Friday, July 29, 2011

talking about the church

       Why is the Church necessary? This is the question that we pondered Thursday night at our College Bible study. The Church is necessary because it has been appointed by God to lead those outside the covenant into a right knowledge of God and His truth. However, our present culture, which has been influenced by the Enlightenment and Evolution, teaches that truth is something apart from God and through the unaided mind man can somehow determine who God is and what he requires. This is not a biblical view of man. Doug Kelly in his Systematic Theology rightly comments that, “those who seek to know God and his truth outside Israel and the Church are always doomed to failure.” God and his truth have always been revealed within a believing community as Jesus’ high priestly prayer demonstrates, “Sanctify them in the truth; your word is truth.
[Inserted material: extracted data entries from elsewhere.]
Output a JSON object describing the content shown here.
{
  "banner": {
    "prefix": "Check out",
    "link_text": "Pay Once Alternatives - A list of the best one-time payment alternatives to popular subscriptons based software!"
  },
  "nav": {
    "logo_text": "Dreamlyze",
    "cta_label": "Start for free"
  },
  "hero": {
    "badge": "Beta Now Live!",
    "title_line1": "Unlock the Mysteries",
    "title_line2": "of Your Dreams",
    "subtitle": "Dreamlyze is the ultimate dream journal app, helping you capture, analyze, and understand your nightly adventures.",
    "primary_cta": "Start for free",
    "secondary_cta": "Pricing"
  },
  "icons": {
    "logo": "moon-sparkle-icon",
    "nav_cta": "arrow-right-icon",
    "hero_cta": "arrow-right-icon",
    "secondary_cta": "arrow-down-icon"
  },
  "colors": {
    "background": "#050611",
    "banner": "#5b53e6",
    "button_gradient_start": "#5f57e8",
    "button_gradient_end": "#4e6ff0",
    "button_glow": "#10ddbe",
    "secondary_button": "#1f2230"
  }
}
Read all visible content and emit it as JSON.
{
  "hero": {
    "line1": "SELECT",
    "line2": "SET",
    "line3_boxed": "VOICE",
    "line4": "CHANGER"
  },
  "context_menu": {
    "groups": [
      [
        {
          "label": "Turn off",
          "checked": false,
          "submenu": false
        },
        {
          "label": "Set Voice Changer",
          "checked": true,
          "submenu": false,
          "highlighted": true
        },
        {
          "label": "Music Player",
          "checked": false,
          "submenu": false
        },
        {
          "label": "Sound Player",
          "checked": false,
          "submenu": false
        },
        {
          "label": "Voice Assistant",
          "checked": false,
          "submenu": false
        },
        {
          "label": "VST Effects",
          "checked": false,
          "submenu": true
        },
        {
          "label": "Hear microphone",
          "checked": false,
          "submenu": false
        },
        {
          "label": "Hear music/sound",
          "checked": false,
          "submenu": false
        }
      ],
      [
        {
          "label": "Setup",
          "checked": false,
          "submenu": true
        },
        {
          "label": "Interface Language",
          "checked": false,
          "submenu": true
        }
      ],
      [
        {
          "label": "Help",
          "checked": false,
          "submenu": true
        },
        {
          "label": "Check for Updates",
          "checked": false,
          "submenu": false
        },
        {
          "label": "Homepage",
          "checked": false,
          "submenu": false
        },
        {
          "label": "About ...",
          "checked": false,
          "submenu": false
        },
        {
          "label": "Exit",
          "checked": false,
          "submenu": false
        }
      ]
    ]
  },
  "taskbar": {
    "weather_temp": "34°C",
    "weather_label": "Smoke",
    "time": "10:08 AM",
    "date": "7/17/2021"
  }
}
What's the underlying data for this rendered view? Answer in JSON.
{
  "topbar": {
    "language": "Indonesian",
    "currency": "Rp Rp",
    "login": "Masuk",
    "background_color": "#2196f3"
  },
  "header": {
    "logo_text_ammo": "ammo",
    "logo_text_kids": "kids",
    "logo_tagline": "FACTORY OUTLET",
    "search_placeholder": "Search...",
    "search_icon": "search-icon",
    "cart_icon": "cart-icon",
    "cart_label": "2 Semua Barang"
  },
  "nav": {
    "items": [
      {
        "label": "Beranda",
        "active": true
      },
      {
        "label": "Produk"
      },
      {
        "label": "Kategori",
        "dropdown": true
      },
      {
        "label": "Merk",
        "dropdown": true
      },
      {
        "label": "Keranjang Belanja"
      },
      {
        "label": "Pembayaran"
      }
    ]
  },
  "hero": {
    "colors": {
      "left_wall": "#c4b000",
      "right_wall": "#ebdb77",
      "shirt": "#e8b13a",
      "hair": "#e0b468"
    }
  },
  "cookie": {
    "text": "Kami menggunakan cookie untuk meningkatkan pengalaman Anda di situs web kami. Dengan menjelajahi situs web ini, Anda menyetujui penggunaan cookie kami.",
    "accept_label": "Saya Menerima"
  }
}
As you sent me into the world, so I have sent them into the world. And for their sake I consecrate myself, that they also may be sanctified in truth. I do not ask for these only, but also for those who will believe in me through their word, that they may all be one, just as you, Father, are in me, and I in you, that they also may be in us, so that the world may believe that you have sent me.” May this truth exhort us to be more evangelistic. Since the church, as the Westminster Confession of faith says, is “God’s ordinary means of salvation,” we as members of that body must see the absolute necessity in carrying the knowledge of God and his truth to the lost. 

Friday, July 22, 2011

welcome

Last night’s study was very beneficial in aiding our understanding of Sanctification. "Sanctification" being the work of God’s free grace that renews the whole man after his image and enables him to die unto sin and live unto righteousness more and more each day. We discussed questions about Sanctification like “are there two types of Christians… those who are spiritual and those who are not?” We also discussed the theology behind a “let go and let God” mentality. There are two errors we have to avoid: (1) That we let go and let God. By “letting go” we are releasing ourselves from “working out our salvation with fear and trembling.” (2) The opinion that God’s favor can be earned by human works. To have a healthy balance we must remember that God is doing the work in us. However, we cannot forget our calling to mortify the deeds of the flesh, die to sin, and live in loving obedience unto God. Sanctification should drive us to humility rather than haughtiness. “Be killing sin or it will be killing you.” –John Owen

Looking forward to many, many more Thursday nights with the college students of this community.